Brooks Mohamad I, Thabrany Hasbullah, Fox Matthew P, Wirtz Veronika J, Feeley Frank G, Sabin Lora L
Pathfinder International, 9 Galen St, Suite 217, Watertown, 02472, MA, USA.
Department of Global Health, Boston University School of Public Health, 801 Massachusetts Avenue, Crosstown 3rd Fl, Boston, 02118, MA, USA.
BMC Health Serv Res. 2017 Feb 2;17(1):105. doi: 10.1186/s12913-017-2028-3.
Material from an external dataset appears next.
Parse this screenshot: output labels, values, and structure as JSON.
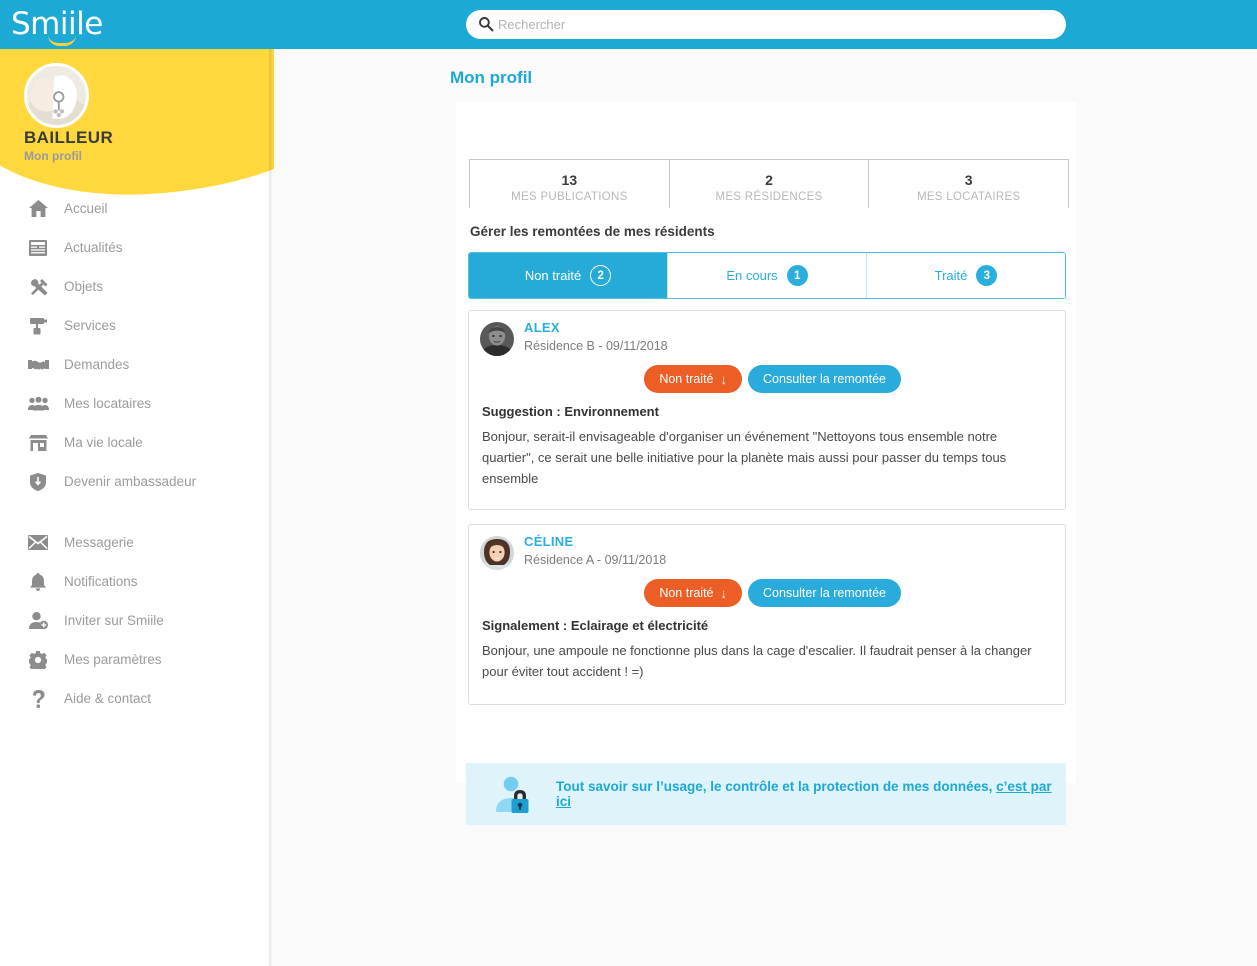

The growing momentum for quality and affordable health care for all has given rise to the recent global universal health coverage (UHC) movement. As part of Indonesia's strategy to achieve the goal of UHC, large investments have been made to increase health access for the poor, resulting in the implementation of various health insurance schemes targeted towards the poor and near-poor, including the Jamkesmas program. In the backdrop of Indonesia's aspiration to reach UHC is the high rate of maternal mortality that disproportionally affects poor women. The objective of this study was to evaluate the association of health facility and skilled birth deliveries among poor women with and without Jamkesmas and explore perceived barriers to health insurance membership and maternal health service utilization.
We used a mixed-methods design. Utilizing data from the 2012 Indonesian Demographic and Health Survey (n = 45,607), secondary analysis using propensity score matching was performed on key outcomes of interest: health facility delivery (HFD) and skilled birth delivery (SBD). In-depth interviews (n = 51) were conducted in the provinces of Jakarta and Banten among poor women, midwives, and government representatives. Thematic framework analysis was performed on qualitative data to explore perceived barriers.
In 2012, 63.0% of women did not have health insurance; 19.1% had Jamkesmas. Poor women with Jamkesmas were 19% (OR = 1.19 [1.03-1.37]) more likely to have HFD and 17% (OR = 1.17 [1.01-1.35]) more likely to have SBD compared to poor women without insurance. Qualitative interviews highlighted key issues, including: lack of proper documentation for health insurance registration; the preference of pregnant women to deliver in their parents' village; the use of traditional birth attendants; distance to health facilities; shortage of qualified health providers; overcrowded health facilities; and lack of health facility accreditation.
Poor women with Jamkesmas membership had a modest increase in HFD and SBD. These findings are consistent with economic theory that health insurance coverage can reduce financial barriers to care and increase service uptake. However, factors such as socio-cultural beliefs, accessibility, and quality of care are important elements that need to be addressed as part of the national UHC agenda to improve maternal health services in Indonesia.
为全民提供优质且负担得起的医疗保健的势头日益强劲,引发了近期的全球全民健康覆盖(UHC)运动。作为印度尼西亚实现全民健康覆盖目标战略的一部分,已投入大量资金以增加贫困人口的医疗服务可及性,从而实施了各种针对贫困和接近贫困人群的医疗保险计划,包括“全民健康保险计划”(Jamkesmas)。在印度尼西亚渴望实现全民健康覆盖的背景下,孕产妇死亡率居高不下,且贫困妇女受到的影响尤为严重。本研究的目的是评估有无参加“全民健康保险计划”的贫困妇女在医疗机构分娩和熟练接生方面的关联,并探究医疗保险参保和孕产妇保健服务利用方面的感知障碍。
我们采用了混合研究方法。利用2012年印度尼西亚人口与健康调查的数据(n = 45,607),对感兴趣的关键结果进行倾向得分匹配的二次分析:医疗机构分娩(HFD)和熟练接生(SBD)。在雅加达和万丹省对贫困妇女、助产士和政府代表进行了深入访谈(n = 51)。对定性数据进行主题框架分析,以探究感知障碍。
2012年,63.0%的妇女没有医疗保险;19.1%的妇女参加了“全民健康保险计划”。与未参保的贫困妇女相比,参加“全民健康保险计划”的贫困妇女进行医疗机构分娩的可能性高19%(OR = 1.19 [1.03 - 1.37]),接受熟练接生的可能性高17%(OR = 1.17 [1.01 - 1.35])。定性访谈突出了关键问题,包括:医疗保险登记缺乏适当文件;孕妇倾向于在其父母所在村庄分娩;使用传统接生员;距离医疗机构较远;合格医疗服务提供者短缺;医疗机构人满为患;以及医疗机构缺乏认证。
参加“全民健康保险计划”的贫困妇女在医疗机构分娩和接受熟练接生方面有适度增加。这些发现与经济理论一致,即医疗保险覆盖可以减少医疗保健的经济障碍并增加服务利用。然而,社会文化观念、可及性和医疗质量等因素是作为国家全民健康覆盖议程的一部分需要解决的重要因素,以改善印度尼西亚的孕产妇保健服务。